A bayesian network model for neurocognitive disorders digital screening in Chinese population: development and validation study.

BACKGROUND

Neurocognitive disorders (NCDs), classified under the ICD-10 codes F00-F09, are a category of mental disorders associated with brain disease, injury, or systemic conditions leading to cerebral dysfunction. NCDs represent a significant disease burden and an increasingly critical global public health challenge. Early screening for neurocognitive disorders is conducive to improving patients' quality of life and reducing healthcare costs. Therefore, there is an urgent need to develop an inexpensive and convenient screening model for neurocognitive disorders that can be applied to large populations to improve the efficiency of neurocognitive disorders screening.

METHODS

This study aimed to construct a classification model for screening neurocognitive disorders (NCDs) based on cross-sectional electronic health record data from the Cheeloo Whole Lifecycle eHealth Research-based Database (2015-2017).
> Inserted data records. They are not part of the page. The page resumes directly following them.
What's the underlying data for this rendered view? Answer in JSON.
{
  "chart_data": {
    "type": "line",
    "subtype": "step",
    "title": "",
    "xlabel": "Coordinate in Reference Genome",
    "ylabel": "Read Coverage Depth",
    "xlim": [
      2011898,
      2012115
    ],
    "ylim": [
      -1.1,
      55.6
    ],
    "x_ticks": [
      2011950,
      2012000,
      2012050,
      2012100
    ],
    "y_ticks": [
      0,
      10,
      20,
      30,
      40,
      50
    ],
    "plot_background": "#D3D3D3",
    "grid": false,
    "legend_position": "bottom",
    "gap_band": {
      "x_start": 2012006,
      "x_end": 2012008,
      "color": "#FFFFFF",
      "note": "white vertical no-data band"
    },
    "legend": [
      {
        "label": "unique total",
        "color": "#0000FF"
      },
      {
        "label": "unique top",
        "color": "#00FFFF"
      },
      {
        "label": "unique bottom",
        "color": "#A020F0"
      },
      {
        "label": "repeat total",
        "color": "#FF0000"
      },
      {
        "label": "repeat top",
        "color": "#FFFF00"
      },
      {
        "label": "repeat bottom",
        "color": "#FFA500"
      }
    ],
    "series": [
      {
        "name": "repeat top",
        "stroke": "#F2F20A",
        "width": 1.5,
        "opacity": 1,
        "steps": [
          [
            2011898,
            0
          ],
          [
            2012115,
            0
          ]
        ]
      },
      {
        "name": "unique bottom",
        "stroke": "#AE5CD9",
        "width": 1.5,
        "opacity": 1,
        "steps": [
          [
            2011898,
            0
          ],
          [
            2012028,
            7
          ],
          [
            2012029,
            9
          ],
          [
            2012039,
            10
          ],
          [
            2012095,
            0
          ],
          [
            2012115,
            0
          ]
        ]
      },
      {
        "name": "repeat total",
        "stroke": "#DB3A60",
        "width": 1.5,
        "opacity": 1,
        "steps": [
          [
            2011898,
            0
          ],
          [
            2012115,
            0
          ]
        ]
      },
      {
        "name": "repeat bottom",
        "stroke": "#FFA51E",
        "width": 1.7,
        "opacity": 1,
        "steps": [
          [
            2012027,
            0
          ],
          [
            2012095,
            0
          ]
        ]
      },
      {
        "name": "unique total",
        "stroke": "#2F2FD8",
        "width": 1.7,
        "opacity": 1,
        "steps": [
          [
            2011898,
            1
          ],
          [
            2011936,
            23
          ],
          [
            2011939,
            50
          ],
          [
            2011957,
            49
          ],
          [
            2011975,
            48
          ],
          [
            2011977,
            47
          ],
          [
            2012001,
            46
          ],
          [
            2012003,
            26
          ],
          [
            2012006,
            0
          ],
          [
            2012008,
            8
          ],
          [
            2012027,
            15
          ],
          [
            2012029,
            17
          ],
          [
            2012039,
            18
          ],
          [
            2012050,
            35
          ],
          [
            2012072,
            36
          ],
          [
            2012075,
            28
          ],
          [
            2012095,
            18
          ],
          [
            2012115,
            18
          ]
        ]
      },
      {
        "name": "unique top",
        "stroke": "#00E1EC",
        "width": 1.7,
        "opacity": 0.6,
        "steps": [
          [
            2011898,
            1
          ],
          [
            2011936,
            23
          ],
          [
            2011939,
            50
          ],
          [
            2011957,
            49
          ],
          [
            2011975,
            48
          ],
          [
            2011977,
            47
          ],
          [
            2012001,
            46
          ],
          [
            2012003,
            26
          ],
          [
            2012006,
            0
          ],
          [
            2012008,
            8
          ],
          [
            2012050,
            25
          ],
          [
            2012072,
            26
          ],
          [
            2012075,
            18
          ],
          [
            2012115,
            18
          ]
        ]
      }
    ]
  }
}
Eligible participants were adults aged 18 years or older, without prior diagnosis of neurocognitive disorders at baseline, covering multiple cities in Shandong Province, China. Among 1,626,817 individuals initially screened, 4,518 diagnosed NCD cases were included for model building and validation. Participants were assigned to a training set or a validation set based on their geographic locations. A Bayesian network classification model was developed by initially screening variables through univariate logistic regression. Gender and the top 30 variables with the highest coefficient of determination () in explaining the variance in NCD status were retained for model construction. Subsequently, the optimal network structure was identified using the Tabu search algorithm guided by Bayesian Information Criterion, with parameters estimated by maximum likelihood estimation. The model's performance was benchmarked against a multivariable logistic regression model. The model's performance was validated through ROC curves, calibration curves, and decision curves analysis. Sensitivity analyses were performed by introducing random missingness into the dataset to evaluate robustness of Bayesian network model and multivariable logistic regression model.

RESULTS

The final Bayesian network model included 31 variables in total, of which eight were directly connected to the neurocognitive disorders node in the learned Bayesian network structure. The Bayesian network model had good predictive discrimination, with AUC of 0.849 (95% CI; 0.839-0.859), 0.821 (95% CI; 0.803-0.840) and 0.800 (95% CI; 0.785-0.815) in the training, testing and validation sets, respectively. The calibration curves were well calibrated, and the decision curve analysis demonstrated its clinical applicability. In sensitivity analysis, the AUC of the Bayesian network model was 0.791 (95% CI; 0.777-0.806), with good robustness to missing data.

CONCLUSIONS

The findings of this study indicated that the established Bayesian network model could identify factors directly related to neurocognitive disorders and accurately predicted the risk of neurocognitive disorders in primary healthcare settings. The Bayesian network model is applicable to screening for neurocognitive disorders in large-scale electronic health record systems among adult populations. The proposed Bayesian network model incorporates 31 variables spanning demographic and clinical variables and demonstrates robustness to missing data, supporting its potential utility in clinical decision-making contexts.